A hunger for good learning

Take a few minutes to watch Dan Meyer (@ddmeyer) talk about a makeover of the math curriculum in this TedxNYED session. Dan does a brilliant job of explaining why textbooks fail, why they don’t help kids learn, why they should do less.

I particularly like Dan’s deconstruction of textbooks and teaching: be less helpful. His key insight is not to give kids the problem but invite them to consider the problem. Discovery is what engages them in learning. Creating a physical demonstration of filling a container with water trumps words on paper supported by line art.

Dan’s Math Curriculum Makerover made me think of Jamie Oliver’s Food Revolution. (You can watch the Food Revolution program on ABC or view Oliver’s TED Talk. He writes: “I believe that every child in America has the right to fresh, nutritious school meals, and that every family deserves real, honest, wholesome food.”

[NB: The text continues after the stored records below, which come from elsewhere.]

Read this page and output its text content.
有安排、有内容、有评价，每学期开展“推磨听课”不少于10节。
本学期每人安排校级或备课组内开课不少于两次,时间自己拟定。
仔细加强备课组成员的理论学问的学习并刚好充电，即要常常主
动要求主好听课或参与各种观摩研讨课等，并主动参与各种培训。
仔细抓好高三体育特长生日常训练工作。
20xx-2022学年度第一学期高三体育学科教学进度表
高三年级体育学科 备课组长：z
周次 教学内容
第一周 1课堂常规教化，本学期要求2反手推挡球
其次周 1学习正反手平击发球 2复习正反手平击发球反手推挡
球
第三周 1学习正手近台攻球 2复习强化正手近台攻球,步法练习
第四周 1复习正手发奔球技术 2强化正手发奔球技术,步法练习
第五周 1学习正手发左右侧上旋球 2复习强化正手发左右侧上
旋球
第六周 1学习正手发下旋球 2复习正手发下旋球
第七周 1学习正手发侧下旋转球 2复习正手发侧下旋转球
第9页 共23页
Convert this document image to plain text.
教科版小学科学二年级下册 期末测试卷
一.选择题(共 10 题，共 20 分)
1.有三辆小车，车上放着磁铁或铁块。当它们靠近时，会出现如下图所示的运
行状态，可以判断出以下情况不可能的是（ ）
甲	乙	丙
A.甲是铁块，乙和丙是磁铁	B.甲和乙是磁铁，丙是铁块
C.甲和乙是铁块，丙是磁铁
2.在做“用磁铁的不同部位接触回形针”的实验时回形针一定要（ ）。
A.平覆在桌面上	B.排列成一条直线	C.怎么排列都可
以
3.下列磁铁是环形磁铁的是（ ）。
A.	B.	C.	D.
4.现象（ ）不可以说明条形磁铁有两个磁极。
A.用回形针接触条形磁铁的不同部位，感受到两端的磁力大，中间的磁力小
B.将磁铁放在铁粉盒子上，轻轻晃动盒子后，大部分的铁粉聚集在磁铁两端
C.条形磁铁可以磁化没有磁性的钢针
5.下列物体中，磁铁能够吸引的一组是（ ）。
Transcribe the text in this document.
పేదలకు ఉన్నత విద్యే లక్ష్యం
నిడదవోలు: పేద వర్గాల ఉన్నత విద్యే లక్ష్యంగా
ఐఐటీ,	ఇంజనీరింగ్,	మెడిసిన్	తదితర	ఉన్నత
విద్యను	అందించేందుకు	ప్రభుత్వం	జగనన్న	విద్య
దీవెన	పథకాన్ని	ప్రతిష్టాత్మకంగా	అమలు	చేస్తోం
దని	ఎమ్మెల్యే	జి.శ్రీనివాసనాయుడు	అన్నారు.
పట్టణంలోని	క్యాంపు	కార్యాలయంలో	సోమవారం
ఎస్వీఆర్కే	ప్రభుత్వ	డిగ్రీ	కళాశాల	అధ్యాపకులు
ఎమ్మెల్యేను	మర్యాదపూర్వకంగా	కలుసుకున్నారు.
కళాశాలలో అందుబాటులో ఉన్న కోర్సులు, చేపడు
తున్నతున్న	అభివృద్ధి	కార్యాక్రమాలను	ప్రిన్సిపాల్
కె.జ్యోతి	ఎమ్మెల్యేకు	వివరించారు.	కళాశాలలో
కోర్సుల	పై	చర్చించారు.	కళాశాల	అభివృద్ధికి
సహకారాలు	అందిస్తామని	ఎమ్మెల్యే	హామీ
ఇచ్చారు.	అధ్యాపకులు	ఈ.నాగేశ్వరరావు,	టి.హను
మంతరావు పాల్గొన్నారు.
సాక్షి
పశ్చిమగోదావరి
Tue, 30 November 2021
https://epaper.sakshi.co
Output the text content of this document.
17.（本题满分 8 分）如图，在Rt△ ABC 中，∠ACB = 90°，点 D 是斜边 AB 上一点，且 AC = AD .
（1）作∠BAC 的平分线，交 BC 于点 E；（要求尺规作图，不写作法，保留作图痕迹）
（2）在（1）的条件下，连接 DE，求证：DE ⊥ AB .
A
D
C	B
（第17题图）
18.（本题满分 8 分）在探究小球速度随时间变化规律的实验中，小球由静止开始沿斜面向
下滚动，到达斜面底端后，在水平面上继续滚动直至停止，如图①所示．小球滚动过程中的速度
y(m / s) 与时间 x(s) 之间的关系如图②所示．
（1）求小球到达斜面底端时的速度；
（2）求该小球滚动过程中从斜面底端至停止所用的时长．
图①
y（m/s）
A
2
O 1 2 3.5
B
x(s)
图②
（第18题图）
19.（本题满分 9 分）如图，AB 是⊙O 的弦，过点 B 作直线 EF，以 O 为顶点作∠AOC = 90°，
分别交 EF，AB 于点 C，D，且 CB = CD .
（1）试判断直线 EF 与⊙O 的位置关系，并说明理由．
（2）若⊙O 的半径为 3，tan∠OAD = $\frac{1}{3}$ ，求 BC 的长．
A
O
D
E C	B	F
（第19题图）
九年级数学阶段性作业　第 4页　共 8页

Here’s how he’s framed the issue of childhood obesity:

  • Kids are not eating good food.
  • They don’t know what good food is because they don’t get good food. They get processed food.
  • They are addicted to processed food.
  • They are served processed food in the school lunchroom and at home.
  • Teach kids to cook.
  • Get school lunchrooms to serve good food.
  • Involve parents so that they know what good food is, why it matters and how they can make it at home.
  • If a community understands that they can choose good food, will they choose to break the addiction to processed food?

Jamie and Dan both have me thinking about a campaign for a child’s right to good learning, which is “real, honest and wholesome.” Textbooks are the equivalent of processed food — they are processed learning. The learning’s all been done for you. As Dan Meyer says, you just have to know how to decode the text and you get the answers easily. If you don’t mind this tedious task, you’ll do well. But it’s not real learning. It’s not what we experience when we learn in real life.

I imagine a Jamie Oliver crusader walking into a classroom and telling kids to pitch the textbooks in a dumpster. He gets them out from behind the desks, gets them off their butts and gets them doing stuff. “We’re natural-born learners,” he might say. “Learning is something that all of us do so well — we are doing it all the time. All of us are hungry to learn.”

What Dan is talking about is giving kids the opportunity to learn: they explore and discover; they see problems and want to solve them; they want to develop and use tools to learn. This is how they become engaged. They naturally want to do these things for themselves because it is part of them making sense of the world and who they are. That’s what Dan says math can do for you and that’s what good learning is all about.

That’s also why I get excited about organizing Maker Faire, now in its fifth year. It’s an especially intensive learning opportunity created by a community of people who are sharing what they are doing. Maker Faire offers a feast for people of all ages who love good learning: it’s authentic, inspiring and satisfying. One day, perhaps, we’ll see a Maker Revolution that changes what we’re trying to do in our schools and our communities, replacing education with good learning.